Updated on: Friday, October 14, 2011
Students going to industry for internships is passé. Now industries come to college.
The laboratories or compact workstations, set up by the industries using their own equipment and technology, in select colleges, are called “Centres of excellence”.
Though the concept is not new to technical institutions, it is only now that more industries are coming forward to set up such facilities in tier-2 city colleges, which is now evident in the Coimbatore region.
In the last few months, a few colleges in and around Coimbatore have state-of-the-art centres of excellence set up on their campuses.
The model works this way: An industry, specialised in any sector like automobile, automation, software development, textile engineering, ties up with a college to set up a compact model of its work place in a limited area complete with the latest equipment.
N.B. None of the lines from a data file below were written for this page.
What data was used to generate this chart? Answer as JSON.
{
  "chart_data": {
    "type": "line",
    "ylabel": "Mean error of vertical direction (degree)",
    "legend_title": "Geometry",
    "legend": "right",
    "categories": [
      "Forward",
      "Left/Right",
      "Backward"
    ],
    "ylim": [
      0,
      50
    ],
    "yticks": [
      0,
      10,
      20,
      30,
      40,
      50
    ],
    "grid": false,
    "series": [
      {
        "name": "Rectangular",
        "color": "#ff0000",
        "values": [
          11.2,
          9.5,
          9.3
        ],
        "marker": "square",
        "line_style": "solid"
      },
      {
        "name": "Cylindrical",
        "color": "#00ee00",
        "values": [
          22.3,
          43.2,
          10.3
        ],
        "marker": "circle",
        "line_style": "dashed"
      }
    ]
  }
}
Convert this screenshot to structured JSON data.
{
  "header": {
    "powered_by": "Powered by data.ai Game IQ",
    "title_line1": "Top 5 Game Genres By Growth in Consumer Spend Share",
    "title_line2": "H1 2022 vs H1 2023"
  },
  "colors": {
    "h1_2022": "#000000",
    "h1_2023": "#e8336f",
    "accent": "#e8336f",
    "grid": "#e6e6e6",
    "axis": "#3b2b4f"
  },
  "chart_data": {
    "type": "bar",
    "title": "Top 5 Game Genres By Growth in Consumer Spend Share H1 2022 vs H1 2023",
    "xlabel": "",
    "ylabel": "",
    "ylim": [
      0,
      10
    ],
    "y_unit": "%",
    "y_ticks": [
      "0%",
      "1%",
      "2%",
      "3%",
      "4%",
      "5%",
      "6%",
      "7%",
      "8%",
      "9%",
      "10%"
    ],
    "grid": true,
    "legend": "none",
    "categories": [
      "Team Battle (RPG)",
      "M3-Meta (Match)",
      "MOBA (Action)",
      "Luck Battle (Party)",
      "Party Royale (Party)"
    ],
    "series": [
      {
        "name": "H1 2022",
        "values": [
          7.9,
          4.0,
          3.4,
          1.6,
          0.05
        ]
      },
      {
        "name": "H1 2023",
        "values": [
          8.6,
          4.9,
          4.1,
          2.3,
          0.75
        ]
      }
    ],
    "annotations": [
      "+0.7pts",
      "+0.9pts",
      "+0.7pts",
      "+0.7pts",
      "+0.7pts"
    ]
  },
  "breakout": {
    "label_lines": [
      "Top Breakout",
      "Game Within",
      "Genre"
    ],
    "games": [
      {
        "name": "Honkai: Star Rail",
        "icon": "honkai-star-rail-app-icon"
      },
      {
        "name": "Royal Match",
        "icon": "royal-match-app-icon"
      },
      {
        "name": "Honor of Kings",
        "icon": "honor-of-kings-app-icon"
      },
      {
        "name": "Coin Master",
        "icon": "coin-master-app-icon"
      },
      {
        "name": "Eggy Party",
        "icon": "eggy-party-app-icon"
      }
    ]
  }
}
With hand-holding from the industry, some trainers are lent to operate the centre, while at the same time some faculty from the related department are selected to undergo hands-on training on the systems under the ‘train-the-trainer' mode at the industry. For a while the trainers from the company and the trained faculty train the students. After a while, the company hands over the total operation of the centre to the college. From time to time, the equipment and faculty are updated keeping with the latest in technology.
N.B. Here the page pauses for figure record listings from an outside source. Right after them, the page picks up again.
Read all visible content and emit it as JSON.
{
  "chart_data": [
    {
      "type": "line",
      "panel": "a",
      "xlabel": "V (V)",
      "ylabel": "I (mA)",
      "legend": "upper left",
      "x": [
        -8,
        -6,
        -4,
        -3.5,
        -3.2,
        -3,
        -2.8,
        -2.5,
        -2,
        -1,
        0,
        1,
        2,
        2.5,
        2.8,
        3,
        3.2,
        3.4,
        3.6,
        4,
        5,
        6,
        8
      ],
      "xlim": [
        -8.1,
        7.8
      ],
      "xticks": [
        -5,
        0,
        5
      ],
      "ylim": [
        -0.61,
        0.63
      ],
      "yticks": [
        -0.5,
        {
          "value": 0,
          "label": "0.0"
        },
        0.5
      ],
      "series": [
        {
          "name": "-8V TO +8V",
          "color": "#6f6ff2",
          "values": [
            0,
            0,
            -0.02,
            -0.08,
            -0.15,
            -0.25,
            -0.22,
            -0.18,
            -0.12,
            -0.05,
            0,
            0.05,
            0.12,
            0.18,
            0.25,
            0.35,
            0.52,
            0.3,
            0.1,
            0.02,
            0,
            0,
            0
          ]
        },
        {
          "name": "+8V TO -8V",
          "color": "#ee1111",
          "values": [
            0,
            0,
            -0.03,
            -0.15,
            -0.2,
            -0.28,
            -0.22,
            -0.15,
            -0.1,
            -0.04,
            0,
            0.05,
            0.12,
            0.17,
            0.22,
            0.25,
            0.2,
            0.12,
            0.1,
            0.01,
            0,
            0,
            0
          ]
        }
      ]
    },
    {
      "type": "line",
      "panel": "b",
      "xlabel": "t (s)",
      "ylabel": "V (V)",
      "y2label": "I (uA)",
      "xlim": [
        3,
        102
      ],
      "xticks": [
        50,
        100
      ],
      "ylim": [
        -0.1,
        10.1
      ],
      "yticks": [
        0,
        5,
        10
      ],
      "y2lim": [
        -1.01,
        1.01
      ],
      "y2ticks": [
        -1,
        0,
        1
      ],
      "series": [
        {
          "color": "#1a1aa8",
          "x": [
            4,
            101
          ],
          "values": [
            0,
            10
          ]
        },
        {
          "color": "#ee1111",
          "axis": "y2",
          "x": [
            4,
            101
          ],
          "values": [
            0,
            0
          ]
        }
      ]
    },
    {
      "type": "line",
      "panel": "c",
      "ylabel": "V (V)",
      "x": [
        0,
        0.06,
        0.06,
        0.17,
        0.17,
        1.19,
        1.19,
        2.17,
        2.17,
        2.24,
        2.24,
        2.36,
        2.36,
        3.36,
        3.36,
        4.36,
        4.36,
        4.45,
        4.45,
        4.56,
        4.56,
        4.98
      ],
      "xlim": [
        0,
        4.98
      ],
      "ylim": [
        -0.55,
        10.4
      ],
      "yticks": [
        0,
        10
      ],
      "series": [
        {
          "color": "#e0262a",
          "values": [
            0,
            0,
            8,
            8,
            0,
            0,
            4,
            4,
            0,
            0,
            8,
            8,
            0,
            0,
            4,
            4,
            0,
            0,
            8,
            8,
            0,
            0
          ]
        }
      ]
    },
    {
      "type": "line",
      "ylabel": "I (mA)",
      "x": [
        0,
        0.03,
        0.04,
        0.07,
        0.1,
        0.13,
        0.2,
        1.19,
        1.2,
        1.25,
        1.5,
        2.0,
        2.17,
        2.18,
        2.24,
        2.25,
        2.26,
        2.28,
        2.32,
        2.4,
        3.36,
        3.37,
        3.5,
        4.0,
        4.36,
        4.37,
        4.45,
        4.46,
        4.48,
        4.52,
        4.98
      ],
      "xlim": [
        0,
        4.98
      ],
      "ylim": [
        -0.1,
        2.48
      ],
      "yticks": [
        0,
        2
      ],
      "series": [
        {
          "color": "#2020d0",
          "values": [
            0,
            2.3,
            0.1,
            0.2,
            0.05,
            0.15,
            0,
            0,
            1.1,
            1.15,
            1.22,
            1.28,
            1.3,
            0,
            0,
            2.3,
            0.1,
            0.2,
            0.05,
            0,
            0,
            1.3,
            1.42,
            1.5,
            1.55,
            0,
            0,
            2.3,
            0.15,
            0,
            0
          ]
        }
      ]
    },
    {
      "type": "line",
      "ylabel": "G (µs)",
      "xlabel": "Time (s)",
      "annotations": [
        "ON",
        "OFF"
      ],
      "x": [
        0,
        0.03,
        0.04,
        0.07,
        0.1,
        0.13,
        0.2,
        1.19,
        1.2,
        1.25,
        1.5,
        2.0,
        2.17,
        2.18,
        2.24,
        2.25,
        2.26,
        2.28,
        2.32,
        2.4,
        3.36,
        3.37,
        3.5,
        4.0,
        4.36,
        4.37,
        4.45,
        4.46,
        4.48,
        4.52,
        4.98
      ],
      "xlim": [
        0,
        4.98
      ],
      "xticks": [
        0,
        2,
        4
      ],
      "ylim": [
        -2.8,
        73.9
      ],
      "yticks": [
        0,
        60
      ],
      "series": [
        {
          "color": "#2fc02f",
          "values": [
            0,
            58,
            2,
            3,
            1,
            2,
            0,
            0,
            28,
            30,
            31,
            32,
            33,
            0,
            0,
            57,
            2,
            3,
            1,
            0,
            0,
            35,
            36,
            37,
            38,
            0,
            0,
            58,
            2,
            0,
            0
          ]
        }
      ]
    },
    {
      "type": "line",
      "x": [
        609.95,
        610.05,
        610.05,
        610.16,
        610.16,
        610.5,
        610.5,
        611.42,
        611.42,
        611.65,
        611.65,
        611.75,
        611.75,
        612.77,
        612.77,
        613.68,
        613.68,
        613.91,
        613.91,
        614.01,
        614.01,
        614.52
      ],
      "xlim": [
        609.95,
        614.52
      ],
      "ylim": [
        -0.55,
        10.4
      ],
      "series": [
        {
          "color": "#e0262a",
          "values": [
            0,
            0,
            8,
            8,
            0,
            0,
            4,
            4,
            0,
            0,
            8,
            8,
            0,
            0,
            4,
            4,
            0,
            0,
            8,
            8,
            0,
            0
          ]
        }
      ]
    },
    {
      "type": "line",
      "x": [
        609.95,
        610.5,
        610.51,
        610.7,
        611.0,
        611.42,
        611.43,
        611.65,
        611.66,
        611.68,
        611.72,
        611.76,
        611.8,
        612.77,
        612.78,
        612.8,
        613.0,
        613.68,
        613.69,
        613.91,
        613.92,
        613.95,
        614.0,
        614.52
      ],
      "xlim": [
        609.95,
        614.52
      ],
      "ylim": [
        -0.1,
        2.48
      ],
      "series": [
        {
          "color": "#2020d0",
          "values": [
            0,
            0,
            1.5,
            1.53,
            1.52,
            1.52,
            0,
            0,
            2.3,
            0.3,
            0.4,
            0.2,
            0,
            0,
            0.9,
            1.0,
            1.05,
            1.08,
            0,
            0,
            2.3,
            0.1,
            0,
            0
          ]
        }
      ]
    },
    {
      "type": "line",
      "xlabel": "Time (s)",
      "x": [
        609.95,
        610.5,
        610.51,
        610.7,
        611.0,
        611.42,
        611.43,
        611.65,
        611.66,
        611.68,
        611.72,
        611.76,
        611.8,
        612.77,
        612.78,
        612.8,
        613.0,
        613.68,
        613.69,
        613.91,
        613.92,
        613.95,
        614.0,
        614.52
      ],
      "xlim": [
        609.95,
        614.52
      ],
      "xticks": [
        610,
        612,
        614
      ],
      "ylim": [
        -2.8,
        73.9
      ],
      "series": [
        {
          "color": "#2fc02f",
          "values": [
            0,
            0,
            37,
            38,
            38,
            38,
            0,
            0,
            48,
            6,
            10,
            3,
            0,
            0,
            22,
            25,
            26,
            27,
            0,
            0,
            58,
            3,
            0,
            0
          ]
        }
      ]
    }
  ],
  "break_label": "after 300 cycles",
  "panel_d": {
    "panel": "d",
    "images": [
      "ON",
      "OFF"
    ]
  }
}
“The centres of excellence are a boon for the students. Here, the teaching is restricted to 20 minutes and the rest of the hour is given to the students to ‘play' with the equipment. They are given total freedom to put their hands on all the systems and get results. They experiment and get confidence to develop products," says P.V. Mohan Ram, Head, Department of Mechanical Engineering, PSG College of Technology.
The college has been a pioneer in the region in promoting the concept of centres of excellence since 1990s, and today it boasts more than 20 such centres.
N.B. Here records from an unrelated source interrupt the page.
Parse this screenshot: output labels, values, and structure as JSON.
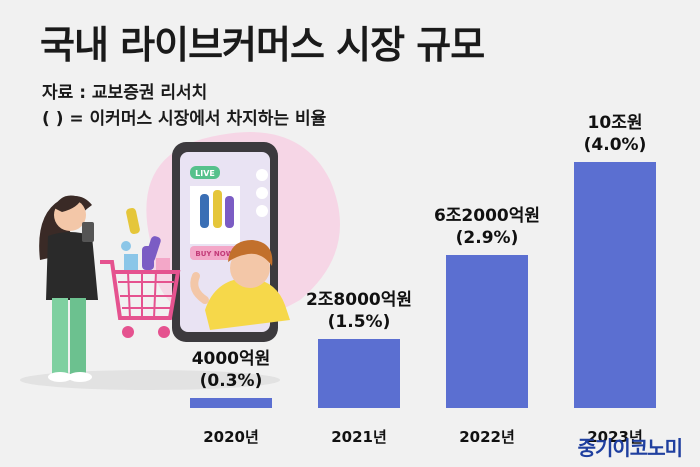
{
  "header": {
    "title": "국내 라이브커머스 시장 규모",
    "source": "자료 : 교보증권 리서치",
    "note": "(   ) = 이커머스 시장에서 차지하는 비율"
  },
  "illustration": {
    "live_badge": "LIVE",
    "buy_button": "BUY NOW!"
  },
  "watermark": "중기이코노미",
  "chart_data": {
    "type": "bar",
    "categories": [
      "2020년",
      "2021년",
      "2022년",
      "2023년"
    ],
    "values": [
      4000,
      28000,
      62000,
      100000
    ],
    "value_unit": "억원",
    "value_labels": [
      "4000억원",
      "2조8000억원",
      "6조2000억원",
      "10조원"
    ],
    "share_labels": [
      "(0.3%)",
      "(1.5%)",
      "(2.9%)",
      "(4.0%)"
    ],
    "title": "국내 라이브커머스 시장 규모",
    "xlabel": "",
    "ylabel": "",
    "ylim": [
      0,
      100000
    ],
    "grid": false,
    "colors": {
      "bar": "#5b6fd1"
    }
  }
}
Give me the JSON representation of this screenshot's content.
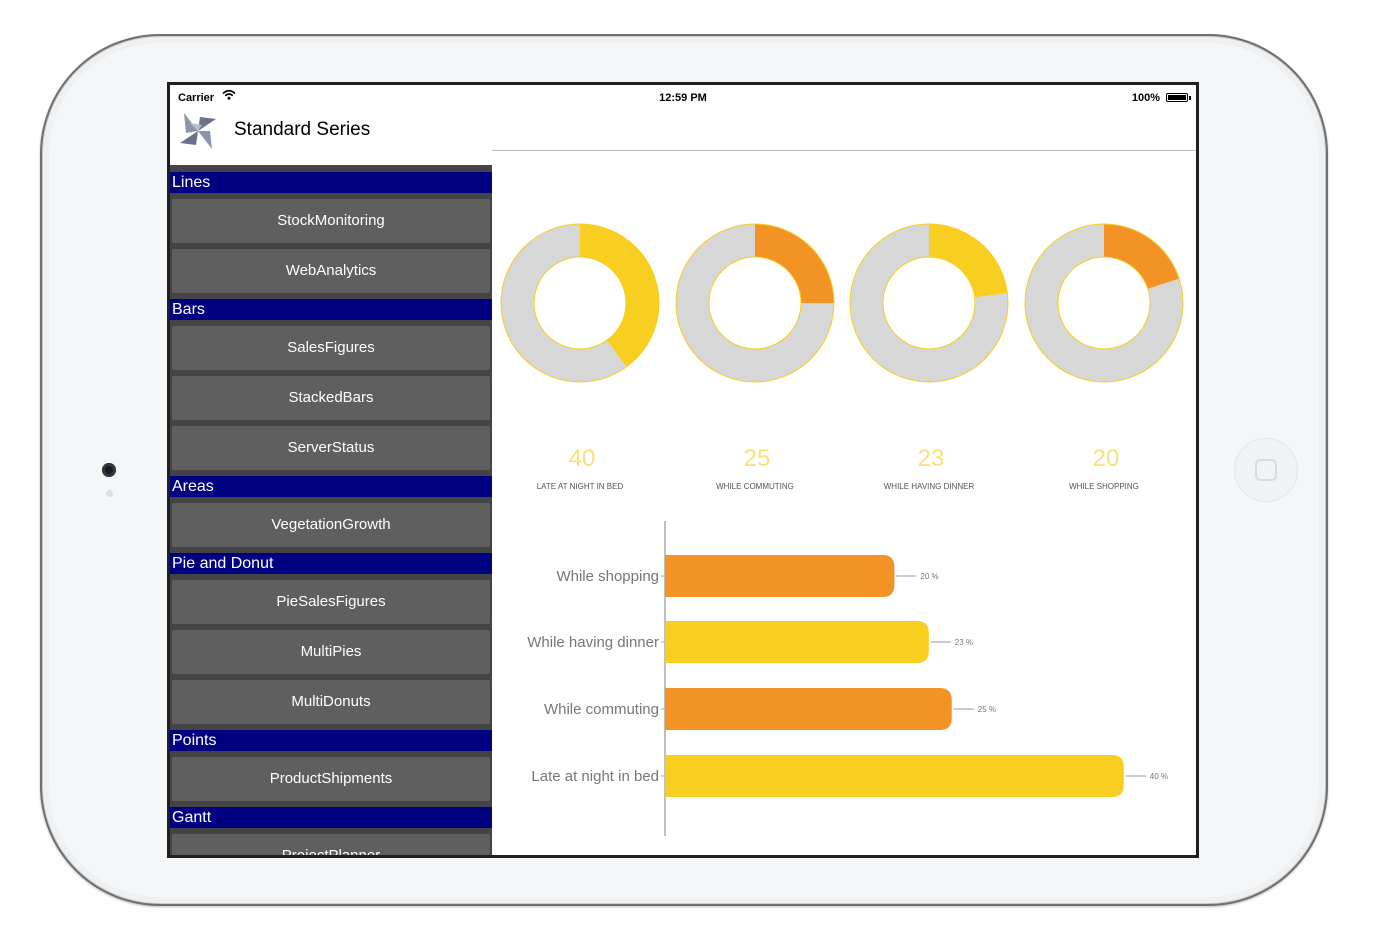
{
  "status_bar": {
    "carrier": "Carrier",
    "time": "12:59 PM",
    "battery": "100%"
  },
  "nav": {
    "title": "Standard Series"
  },
  "sidebar": {
    "sections": [
      {
        "title": "Lines",
        "items": [
          "StockMonitoring",
          "WebAnalytics"
        ]
      },
      {
        "title": "Bars",
        "items": [
          "SalesFigures",
          "StackedBars",
          "ServerStatus"
        ]
      },
      {
        "title": "Areas",
        "items": [
          "VegetationGrowth"
        ]
      },
      {
        "title": "Pie and Donut",
        "items": [
          "PieSalesFigures",
          "MultiPies",
          "MultiDonuts"
        ]
      },
      {
        "title": "Points",
        "items": [
          "ProductShipments"
        ]
      },
      {
        "title": "Gantt",
        "items": [
          "ProjectPlanner"
        ]
      }
    ]
  },
  "colors": {
    "accent_yellow": "#f8ce20",
    "accent_orange": "#f39325",
    "track_gray": "#d7d7d7",
    "section_blue": "#000080",
    "button_gray": "#5f5f5f"
  },
  "chart_data": [
    {
      "type": "donut",
      "series": [
        {
          "value": 40,
          "label": "LATE AT NIGHT IN BED",
          "color": "#f8ce20"
        },
        {
          "value": 25,
          "label": "WHILE COMMUTING",
          "color": "#f39325"
        },
        {
          "value": 23,
          "label": "WHILE HAVING DINNER",
          "color": "#f8ce20"
        },
        {
          "value": 20,
          "label": "WHILE SHOPPING",
          "color": "#f39325"
        }
      ],
      "max": 100
    },
    {
      "type": "bar",
      "orientation": "horizontal",
      "categories": [
        "While shopping",
        "While having dinner",
        "While commuting",
        "Late at night in bed"
      ],
      "values": [
        20,
        23,
        25,
        40
      ],
      "value_labels": [
        "20 %",
        "23 %",
        "25 %",
        "40 %"
      ],
      "colors": [
        "#f39325",
        "#f8ce20",
        "#f39325",
        "#f8ce20"
      ]
    }
  ]
}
The advantage to the students is that they are motivated to work day and night in these centres, the freedom which they do not enjoy in the college laboratories that are regulated by time. They move away from theoretical learning to hands-on training without having to go outside the college campus. Interest in product development leads to patent applications.
“Facilities can be used free of cost. When a special crash course or credit courses have to be taken up by students, there is a cost that partly goes into a maintenance kitty and paying the faculty who teach the course at the centre,” adds Mr. Mohan Ram.
But the operation of the centres differs with the college. Some run only training programmes for which there is a blanket charge. But whatever the modality, students are full beneficiaries, which they as well as faculty agree to.
For the industry, the concept is a win-win situation in that students are made industry-ready in the institution itself and not after they join the industry. There is big saving in terms of time and money when they do not have to be trained in the industry. Since the centres are up-to-date, the companies also send their personnel to get hands-on training in the latest equipment under the guidance of the college faculty.
The centres also enable in taking the industry-academia interaction forward. There is constant connect between the faculty and the company that has set up the centres of excellence, which turn out to be mutually beneficial.